In Re Riddle

410 B.R. 460, 2009 Bankr. LEXIS 2224, 2009 WL 2513533
CourtUnited States Bankruptcy Court, N.D. Texas
DecidedAugust 13, 2009
Docket19-70057
StatusPublished
Cited by3 cases

This text of 410 B.R. 460 (In Re Riddle) is published on Counsel Stack Legal Research, covering United States Bankruptcy Court, N.D. Texas primary law. Counsel Stack provides free access to over 12 million legal documents including statutes, case law, regulations, and constitutions.

Bluebook
In Re Riddle, 410 B.R. 460, 2009 Bankr. LEXIS 2224, 2009 WL 2513533 (Tex. 2009).

Opinion

Memorandum Opinion

D. MICHAEL LYNN, Bankruptcy Judge.

Before the court is Debtor’s [sic] Modification of Chapter 13 Plan After Confirmation (the “Second Modification”) filed by Donovan and Karla Riddle (“Debtors”) on May 20, 2009. The court considered the Second Modification at a hearing on July 16, 2009 (the “Hearing”). At the Hearing the court heard argument from counsel for Debtors and the chapter 13 trustee (the “Trustee”) as well as testimony from Donovan Riddle (“Mr.Riddle”).

The court exercises core jurisdiction over this matter pursuant to 28 U.S.C. §§ 1334(a) and 157(b)(2)(A) and (L).

I. Background

Debtors filed the above-styled case under chapter 13 of the Bankruptcy Code (the “Code”) (11 U.S.C. §§ 101 et seq.) on December 14, 2007. Debtors submitted the required schedules and their proposed plan on January 3, 2008. Debtors subsequently amended Schedule I on January 14, 2008, and once more on March 4, 2008. 1 On April 23, 2008, the Trustee submitted a proffer to the court stating Debtors’ disposable income as $2,315.81 and recommending confirmation of Debtors’ plan. Debtors’ plan, which provided for monthly payments of $819 for the first 15 months and $2,405 for the final 45 months, was subsequently confirmed by the court. At confirmation it was expected that the plan would provide for 100% payment of unsecured creditors.

On May 20, 2009, Debtors filed a plan modification (the “First Modification”), seeking to modify their payments to $965 for the final 45 months. The First Modification would have resulted in no payment to unsecured creditors. The Trustee objected to the First Modification, 2 claiming the modified plan would not meet the “good faith test under 11 U.S.C. § 1329(b)(1) and 11 U.S.C. § 1325(a)(3) based on the totality of the circumstances surrounding the Modified Plan, and / or the disposable income test under 11 U.S.C. § 1325(b)(1)(B) and § 1325(b)(4).” Debtors then filed the Second Modification, again seeking to modify their plan payments to $965 for the final 45 months, again returning 0% to unsecured creditors. Debtors subsequently amended their Schedules I and J to reflect a decrease in Mr. Riddle’s income. 3 The Trustee objected to the Second Modification (the “Objection”) for the same reasons that he object *462 ed to the First Modification. 4 Debtors filed a response to the Trustee’s objection.

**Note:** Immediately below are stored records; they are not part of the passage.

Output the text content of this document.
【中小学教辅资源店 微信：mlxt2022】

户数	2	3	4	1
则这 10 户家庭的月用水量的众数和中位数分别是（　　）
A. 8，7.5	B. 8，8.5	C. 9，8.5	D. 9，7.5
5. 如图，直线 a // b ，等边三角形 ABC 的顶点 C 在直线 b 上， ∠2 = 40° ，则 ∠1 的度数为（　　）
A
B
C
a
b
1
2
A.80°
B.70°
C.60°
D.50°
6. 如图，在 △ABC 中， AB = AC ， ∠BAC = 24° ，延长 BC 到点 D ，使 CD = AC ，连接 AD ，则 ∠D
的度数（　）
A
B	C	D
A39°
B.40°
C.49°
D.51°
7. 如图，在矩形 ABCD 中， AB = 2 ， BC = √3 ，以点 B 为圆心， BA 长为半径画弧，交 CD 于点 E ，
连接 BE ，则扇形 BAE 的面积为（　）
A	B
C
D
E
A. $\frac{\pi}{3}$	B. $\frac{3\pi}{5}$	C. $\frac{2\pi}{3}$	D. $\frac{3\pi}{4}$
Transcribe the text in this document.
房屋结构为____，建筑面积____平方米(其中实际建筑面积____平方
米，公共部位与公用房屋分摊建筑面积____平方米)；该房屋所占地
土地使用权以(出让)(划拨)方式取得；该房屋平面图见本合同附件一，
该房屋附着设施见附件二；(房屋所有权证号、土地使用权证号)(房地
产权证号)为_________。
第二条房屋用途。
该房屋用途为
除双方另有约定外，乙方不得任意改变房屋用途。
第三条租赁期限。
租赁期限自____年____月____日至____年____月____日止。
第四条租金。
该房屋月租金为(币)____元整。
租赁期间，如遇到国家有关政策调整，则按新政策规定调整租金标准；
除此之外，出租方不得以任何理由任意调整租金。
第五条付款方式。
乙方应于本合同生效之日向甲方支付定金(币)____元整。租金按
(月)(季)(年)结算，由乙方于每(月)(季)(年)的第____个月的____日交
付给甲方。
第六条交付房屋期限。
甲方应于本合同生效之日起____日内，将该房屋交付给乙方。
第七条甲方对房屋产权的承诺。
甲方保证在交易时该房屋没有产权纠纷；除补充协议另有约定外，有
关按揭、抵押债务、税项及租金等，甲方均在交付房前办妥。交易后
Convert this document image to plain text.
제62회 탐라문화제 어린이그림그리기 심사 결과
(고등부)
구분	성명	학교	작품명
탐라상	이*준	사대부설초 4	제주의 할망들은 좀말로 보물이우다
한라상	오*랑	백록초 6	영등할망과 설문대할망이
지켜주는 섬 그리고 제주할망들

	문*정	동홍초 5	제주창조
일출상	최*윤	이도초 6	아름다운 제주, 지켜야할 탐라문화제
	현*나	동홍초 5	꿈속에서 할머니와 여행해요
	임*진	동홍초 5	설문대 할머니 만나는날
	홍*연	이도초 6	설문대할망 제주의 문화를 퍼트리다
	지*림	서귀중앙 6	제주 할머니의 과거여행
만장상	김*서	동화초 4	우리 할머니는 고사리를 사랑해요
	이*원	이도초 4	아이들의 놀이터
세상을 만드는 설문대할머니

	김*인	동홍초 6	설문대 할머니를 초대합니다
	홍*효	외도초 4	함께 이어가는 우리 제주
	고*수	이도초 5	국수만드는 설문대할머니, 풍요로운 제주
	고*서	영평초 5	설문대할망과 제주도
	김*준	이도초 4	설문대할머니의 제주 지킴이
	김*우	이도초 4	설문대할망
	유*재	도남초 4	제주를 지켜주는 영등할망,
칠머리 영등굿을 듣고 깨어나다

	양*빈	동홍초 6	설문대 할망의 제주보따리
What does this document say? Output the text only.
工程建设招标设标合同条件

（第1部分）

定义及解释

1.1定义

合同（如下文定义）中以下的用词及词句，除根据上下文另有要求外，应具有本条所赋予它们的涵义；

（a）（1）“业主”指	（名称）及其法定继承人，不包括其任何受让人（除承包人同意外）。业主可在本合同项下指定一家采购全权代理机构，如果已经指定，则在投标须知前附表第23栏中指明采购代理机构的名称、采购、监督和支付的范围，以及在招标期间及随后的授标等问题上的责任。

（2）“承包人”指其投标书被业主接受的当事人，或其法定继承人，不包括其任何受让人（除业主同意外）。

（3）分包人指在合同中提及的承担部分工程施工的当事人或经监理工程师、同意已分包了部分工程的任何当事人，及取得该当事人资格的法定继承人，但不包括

At the Hearing, the Trustee argued that Debtors, through a step-up plan, had paid less during the first 15 months of their plan than they could have given their disposable income. Had Debtors paid their total disposable income during those 15 months, even after modifying the plan to account for Debtors’ reduced income, unsecured creditors would have received a substantial dividend. Mr. Riddle testified that the excess disposable income, which had not been contributed to the plan during the first 15 months, was used to pay essential expenses including expenses related to child care and treatment of his daughter’s asthma. Mr. Riddle also admitted that Debtors could afford to pay $973 per month rather than the $965 proposed under the Second Modification.

II. Issue

The issue posed to the court is whether a debtor, who under a step-up plan pays less than full disposable income in the initial months, acts in good faith in proposing a modification to that plan, due to changes in circumstances, that does not provide as great a return to the debtor’s creditors as they would have received had the debtor paid to the trustee his or her full disposable income during the initial months. 5

III. Discussion

1. Valid Reasons For Modification

Chapter 13 of the Code allows for post-confirmation modification of a plan in certain circumstances. Section 1329 provides, in relevant part:

(a) At any time after confirmation of the plan but before the completion of payments under such plan, the plan may be modified, upon request of the debtor, the trustee, or the holder of an allowed unsecured claim, to-
(1) increase or reduce the amount of payments on claims of a particular class provided for by the plan;
(2) extend or reduce the time for such payments ...
(b)
(1) Sections 1322(a), 1322(b), and 1323(c) of this title and the requirements of section 1325(a) of this title apply to any modification under subsection (a) of this section.
(2) The plan as modified becomes the plan unless, after notice and a hearing, such modification is disapproved.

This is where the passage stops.